Geometries and potential energy curves of InSb2, SbIn2, GaAs2, AsGa2, and their ions

Abstract

Complete active space self-consistent field calculations (CASSCF) are carried out on the potential energy curves of three electronic states (2B2, 2A1, and 2B1) of InSb2 and GaAs2, the 1A1 state of InSb+2, seven electronic states of SbIn2, and six electronic states of SbIn+2. In addition, permutational isomers of AsGa2, GaAs2, and InSb2 are investigated. We use multireference singles+doubles CI calculations to optimize the equilibrium geometries and to compute the dissociation energies of all these species. The ground states of InSb2 and SbIn2 were found to be of 2B2 and 2B1 symmetries, respectively, with isosceles triangular geometries. The linear permutational isomer, In–Sb–Sb was found to be 16 kcal/mol above the bent isosceles triangular structure. We find that AsGa2 and GaAs2 also to have permutational isomers ∼16 kcal/mol above the bent (C2v) structures.
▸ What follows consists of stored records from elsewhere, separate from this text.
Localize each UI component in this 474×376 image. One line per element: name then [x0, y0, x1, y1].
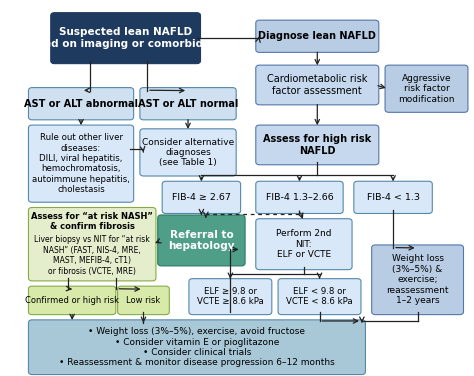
FancyBboxPatch shape [140, 129, 236, 176]
Text: Confirmed or high risk: Confirmed or high risk [25, 296, 119, 305]
FancyBboxPatch shape [189, 279, 272, 315]
FancyBboxPatch shape [140, 88, 236, 120]
Text: Rule out other liver
diseases:
DILI, viral hepatitis,
hemochromatosis,
autoimmun: Rule out other liver diseases: DILI, vir… [32, 133, 130, 194]
FancyBboxPatch shape [256, 65, 379, 105]
Text: Aggressive
risk factor
modification: Aggressive risk factor modification [398, 74, 455, 104]
Text: AST or ALT abnormal: AST or ALT abnormal [24, 99, 138, 109]
FancyBboxPatch shape [28, 125, 134, 202]
Text: Cardiometabolic risk
factor assessment: Cardiometabolic risk factor assessment [267, 74, 367, 96]
Text: Weight loss
(3%–5%) &
exercise;
reassessment
1–2 years: Weight loss (3%–5%) & exercise; reassess… [386, 255, 449, 305]
FancyBboxPatch shape [385, 65, 468, 112]
FancyBboxPatch shape [256, 181, 343, 214]
Text: Consider alternative
diagnoses
(see Table 1): Consider alternative diagnoses (see Tabl… [142, 138, 234, 167]
FancyBboxPatch shape [51, 13, 201, 64]
Text: Assess for high risk
NAFLD: Assess for high risk NAFLD [263, 134, 372, 156]
FancyBboxPatch shape [256, 20, 379, 52]
Text: • Weight loss (3%–5%), exercise, avoid fructose
• Consider vitamin E or pioglita: • Weight loss (3%–5%), exercise, avoid f… [59, 327, 335, 367]
Text: ELF < 9.8 or
VCTE < 8.6 kPa: ELF < 9.8 or VCTE < 8.6 kPa [286, 287, 353, 306]
FancyBboxPatch shape [118, 286, 169, 315]
FancyBboxPatch shape [372, 245, 464, 315]
FancyBboxPatch shape [158, 215, 245, 266]
Text: Suspected lean NAFLD
(Based on imaging or comorbidities): Suspected lean NAFLD (Based on imaging o… [18, 27, 233, 49]
Text: Low risk: Low risk [127, 296, 161, 305]
FancyBboxPatch shape [354, 181, 432, 214]
FancyBboxPatch shape [162, 181, 241, 214]
FancyBboxPatch shape [256, 125, 379, 165]
Text: Diagnose lean NAFLD: Diagnose lean NAFLD [258, 31, 376, 41]
Text: Liver biopsy vs NIT for “at risk
NASH” (FAST, NIS-4, MRE,
MAST, MEFIB-4, cT1)
or: Liver biopsy vs NIT for “at risk NASH” (… [34, 235, 150, 276]
FancyBboxPatch shape [28, 208, 156, 281]
Text: FIB-4 < 1.3: FIB-4 < 1.3 [366, 193, 419, 202]
Text: Assess for “at risk NASH”
& confirm fibrosis: Assess for “at risk NASH” & confirm fibr… [31, 212, 153, 231]
FancyBboxPatch shape [28, 286, 116, 315]
Text: FIB-4 ≥ 2.67: FIB-4 ≥ 2.67 [172, 193, 231, 202]
FancyBboxPatch shape [28, 320, 365, 374]
Text: AST or ALT normal: AST or ALT normal [138, 99, 238, 109]
FancyBboxPatch shape [28, 88, 134, 120]
FancyBboxPatch shape [278, 279, 361, 315]
Text: ELF ≥ 9.8 or
VCTE ≥ 8.6 kPa: ELF ≥ 9.8 or VCTE ≥ 8.6 kPa [197, 287, 264, 306]
Text: FIB-4 1.3–2.66: FIB-4 1.3–2.66 [265, 193, 333, 202]
Text: Referral to
hepatology: Referral to hepatology [168, 230, 235, 251]
Text: Perform 2nd
NIT:
ELF or VCTE: Perform 2nd NIT: ELF or VCTE [276, 229, 332, 259]
FancyBboxPatch shape [256, 219, 352, 270]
However, the linear permutational isomers convert to the more stable bent isosceles triangular forms without barriers. The ground states of InSb+2 and SbIn+2 were found to be 1A1 with isosceles triangular geometry and 3Σ−g with linear geometry, respectively. The atomization energies and ionization potential of InSb2 are computed as 4.42 and 5.83 eV, respectively, while the corresponding values for SbIn2 are 2.73 and 5.65 eV, respectively. The atomization energy of AsGa2 is 3.7 eV. The ground state InSb2 (GaAs2) exhibits enhanced Sb–Sb (As–As) bonding, while the ground state of SbIn2 (AsGa2) exhibits enhanced In–Sb (Ga–As) bonding and nonbonding interactions between In (Ga). Our theoretical calculations of mixed III–V trimers explain the experimental relative abundance of trimers and odd–even alternation in the IPs observed by O’Brien et al. [J. Chem. Phys. 84, 4074 (1986)] for GaxAsy (x+y=3).